Remote repositories are a fundamental feature of git (though you can use git without a remote). "Central" repositories are a matter of project organization.
A remote git repository is any repository other than your local one; you can push, pull, and fetch to it from your local repo.
If you have a number of developers working on a project, each one will have his or her own local repository, and you might have a single "central" repository to which each developer can push and pull. This can give you the advantages of a non-distributed DCVS while still letting each developer make local changes. The "central" repository is then a remote repository for each of the developers. (It should be a "bare" repo, since pushing to a non-bare repo is limited.)
With a central repository, you can have a single definitive location that defines the current state of the project. Other organizations are possible; for example, developers can share changes by sending each other pull requests.
A central repository scheme mandates that everyone get their updates from one source, whereas a DVCS doesn't have that restriction.
The terms are easily conflated, because most workflows mandate that there is a single remote repository for every collaborator to base their work off of.
However, a remote repository is nothing more than another machine which you can place your Git history on. In practice, you can have a large amount of remotes, and be able to interact with them at will.
Often enough -- and often enough more often than not -- a "remote" repo is just another one of yours, in the path right next to your original clone or it's on a tmpfs and relying on another for object content or whatever. Yes, you can push to a working repo, it's essential to some workflows for working on parallel branches in parallel. It's a great way to push hotfix branches.
A git repo takes on any role its administrator wants it to have (and the team cooperates with, but that's a separate issue ...). If you want a single central repo, make a repo and tell everyone that's "central".

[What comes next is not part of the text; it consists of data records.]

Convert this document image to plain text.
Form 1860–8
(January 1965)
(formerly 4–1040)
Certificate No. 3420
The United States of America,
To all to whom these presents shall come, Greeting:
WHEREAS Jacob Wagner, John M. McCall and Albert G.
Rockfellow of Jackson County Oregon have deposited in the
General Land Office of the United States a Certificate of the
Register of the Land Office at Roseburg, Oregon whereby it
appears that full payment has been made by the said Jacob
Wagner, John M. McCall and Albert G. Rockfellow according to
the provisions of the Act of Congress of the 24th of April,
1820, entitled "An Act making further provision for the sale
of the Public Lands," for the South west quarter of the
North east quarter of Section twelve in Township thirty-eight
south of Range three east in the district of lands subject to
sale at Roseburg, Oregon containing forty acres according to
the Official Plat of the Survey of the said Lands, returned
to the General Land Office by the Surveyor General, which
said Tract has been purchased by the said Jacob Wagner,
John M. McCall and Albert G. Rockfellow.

I hear some projects have multiple repos for different purposes, a qa repo where the qa team tests branches and does merges and tests their results and either rejects the commits for rework or pushes to a burn-in/stabilization repo before anything hits production.
Linux has a huge batch of repos dedicated to beta features are being banged on and the various administrators pull what looks good -- and these repos are set up by whoever wants to start a project. If you've got a big enough team that can be an awesome way to get collaboration on projects the intended users might take enough interest in to want to help. It's the perfect way to have interested helpers fix the inevitable idiot oversights in alpha code or demonstrate their priorities for new features by implementing them (or at least proof-of-concept's for them).
If having multiple repos for separate lines of work wasn't good, dvcs's wouldn't be taking over the world. Why insist that there be a separate person for each repo? Branches are for merge prep and small-stuff exploration. Clones are for project work and major-surgery sandboxing and noise isolation and just dinking with stuff that might be useful but you're likely enough to want to just rm -rf the damn thing. If you can do it all conveniently in a single repo, that's great. If you can do it more conveniently with several, do that instead.